Having found that those cases are not analogous to what happened in Solo’s case proved fatal on appeal, as that shows no conflict in the KCSC decision to remand.
The court essentially skips over this prong, simply concluding that Solo did not raise any issue which justifies reversal of the KCSC based on “public interest.” We’ll address this in part II of the story, because Solo certainly does in her appeal to the Supreme Court.
Finally, the court dismisses Solo’s argument that the ruling by the KCSC constituted a substantial departure from accepted judicial practice. The court here essentially finds that at most, Solo has established “legal error” in finding that the City did not engage in gross mismanagement, which does not meet the standard required here.
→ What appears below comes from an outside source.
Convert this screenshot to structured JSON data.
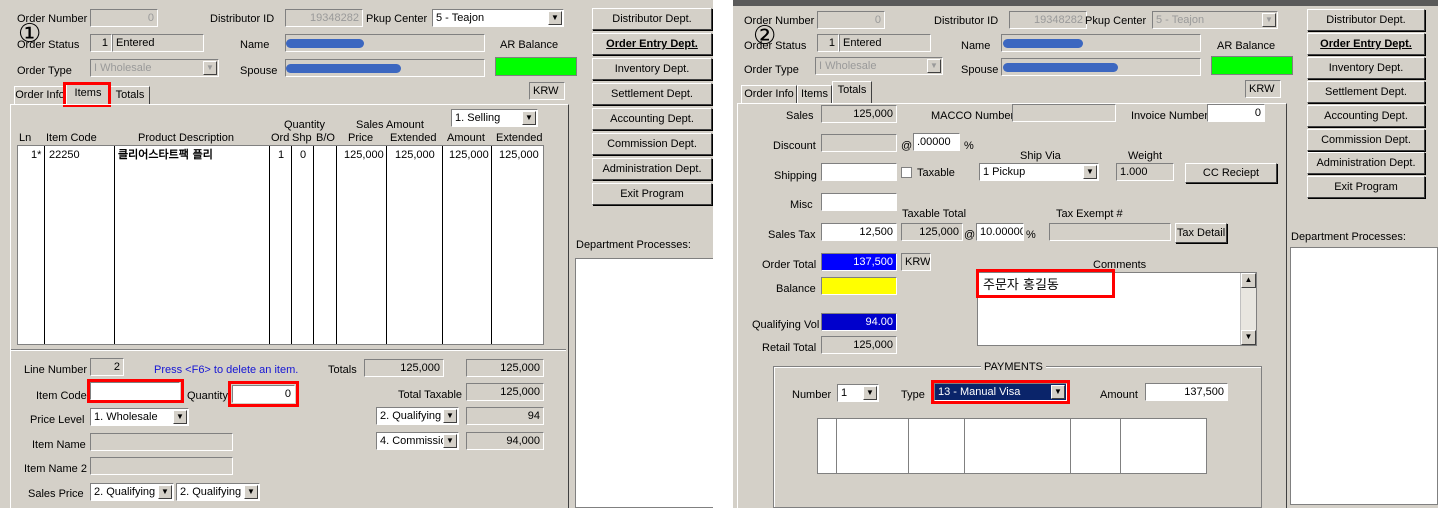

I’ll have to say for a court that allegedly was not “fixated” on the lack of written findings and conclusions, the transcript of the hearing with the KCSC does focus on that issue. The question why KCSC didn’t remand the matter to have written findings is basically answered by the fact that KCSC thought it would be pointless, since KCSC didn’t think the municipal court had established gross mismanagement, or even could. In any case, the Appeals Court agreed with KCSC, and remanded the matter for trial, not even agreeing to modify the ruling at the request of Solo (the City of Kirkland didn’t even bother to respond).